10. A surveillance apparatus, comprising:
an image receiver adapted to acquire a first image and a second image captured in different zoom modes; and
an operation processor electrically connected to the image receiver, and adapted to acquire a plurality of first feature points of the first image and a plurality of second feature points of the second image, classify the plurality of first feature points and the plurality of second feature points respectively into at least one first group and at least one second group in accordance with distribution density of the plurality of first feature points and distribution density of the plurality of second feature points, decide whether the at least one first group is paired with the at least one second group, and utilize coordinates of the at least one first group and coordinates of the at least one second group to compute a position shifting value for calibrating position offset between the first image and the second image when the at least one first group is paired with the at least one second group.
11. The surveillance apparatus of claim 10, wherein the operation processor is adapted to further acquire the plurality of first feature points and the plurality of second feature points by a preset screening condition, or filtering the plurality of first feature points of the at least one first group and the plurality of second feature points of the at least one second group by the preset screening condition.
12. The surveillance apparatus of claim 11, wherein the operation processor is adapted to further acquire a normal pixel displacement value of the first image and the second image, compute a maximal optical axis offset in accordance with an optical axis error parameter of the surveillance apparatus, and analyze the normal pixel displacement value and the maximal optical axis offset to compute the preset screening condition.
13. The surveillance apparatus of claim 10, wherein the operation processor is adapted to further perform group label on the plurality of first feature points in accordance with coordinates of the plurality of first feature points, and perform group label on the plurality of second feature points in accordance with coordinates of the plurality of second feature points.
14. The surveillance apparatus of claim 10, wherein the plurality of first feature points comprises multiple first groups, the plurality of second feature points comprises multiple second groups, the operation processor is adapted to further utilize a preset searching radius to search for other first feature points that meet a preset number based on a center defined by one of the first feature points in the group belonging to the plurality of first feature points, and determine whether the one of the first feature points is classified as a corresponding first group of the multiple first groups in accordance with a searching result.
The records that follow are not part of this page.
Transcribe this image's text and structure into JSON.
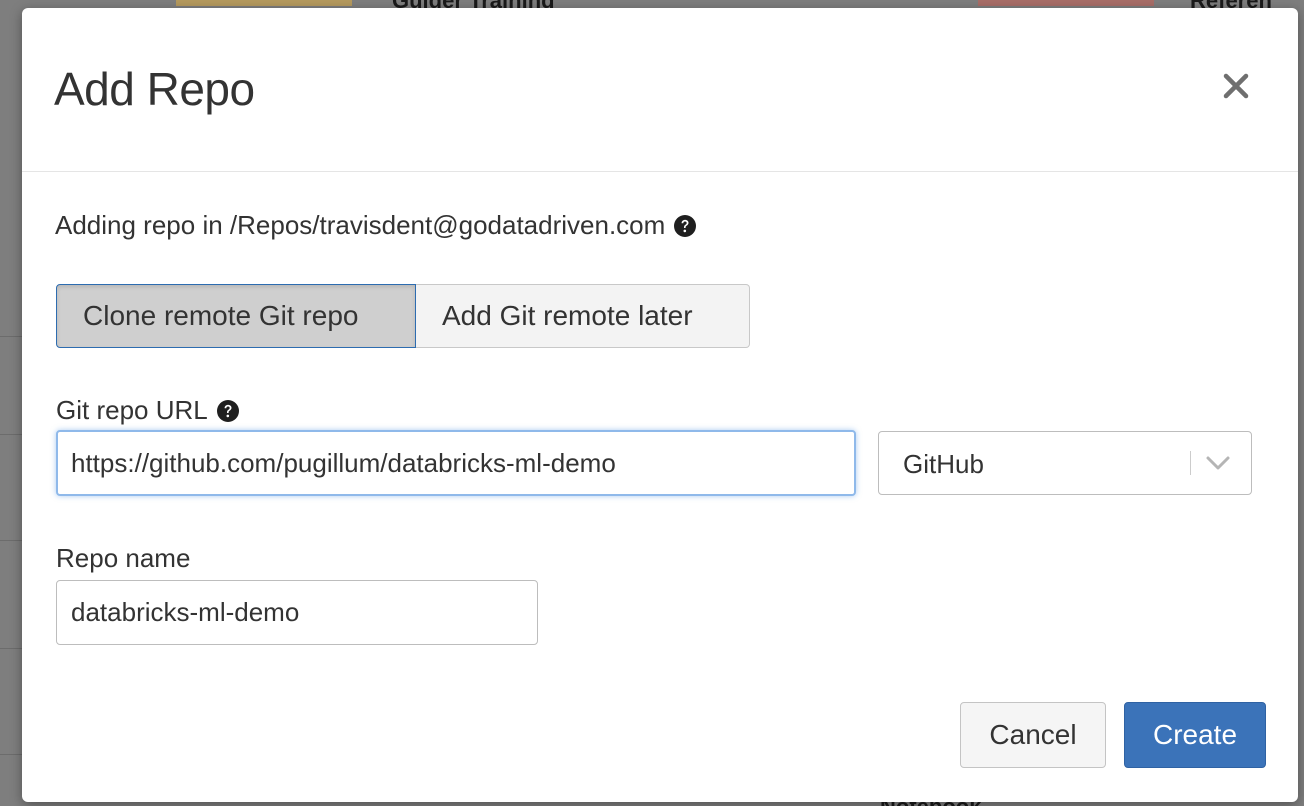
{
  "background": {
    "top_left_text": "Guider Training",
    "top_right_text": "Referen",
    "bottom_text": "Notebook"
  },
  "modal": {
    "title": "Add Repo",
    "close_icon": "close-icon",
    "path_text": "Adding repo in /Repos/travisdent@godatadriven.com",
    "help_icon": "question-circle-icon",
    "mode_options": [
      {
        "label": "Clone remote Git repo",
        "selected": true
      },
      {
        "label": "Add Git remote later",
        "selected": false
      }
    ],
    "git_url": {
      "label": "Git repo URL",
      "value": "https://github.com/pugillum/databricks-ml-demo"
    },
    "provider": {
      "selected": "GitHub",
      "chevron_icon": "chevron-down-icon"
    },
    "repo_name": {
      "label": "Repo name",
      "value": "databricks-ml-demo"
    },
    "buttons": {
      "cancel": "Cancel",
      "create": "Create"
    },
    "colors": {
      "primary": "#3b73b9",
      "focus_border": "#8fb9ea",
      "active_segment_bg": "#cfcfcf"
    }
  }
}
15. The surveillance apparatus of claim 14, wherein the operation processor is adapted to further compute the distribution density to set the preset searching radius by using a distance between k first feature points that are adjacent to the one of the first feature points.
16. The surveillance apparatus of claim 10, wherein the operation processor is adapted to further analyze a plurality of pairing numbers of each of multiple first groups relative to multiple second groups, and find a maximal pairing number from the plurality of pairing numbers to acquire a correct pairing of a first group and a corresponding second group.
17. The surveillance apparatus of claim 16, wherein the maximal pairing number is greater than fifty percent of a total count of the plurality of pairing numbers.
18. The surveillance apparatus of claim 16, wherein the operation processor is adapted to further compute a first shifting value of an average coordinate of the first image relative to a central coordinate in accordance with the correct pairing of the first group, compute a second shifting value of an average coordinate of the second image relative to the central coordinate in accordance with the correct pairing of the corresponding second group, compute a zoom ratio of the first image to the second image, and analyze the first shifting value, the second shifting value and the zoom ratio to acquire the position shifting value.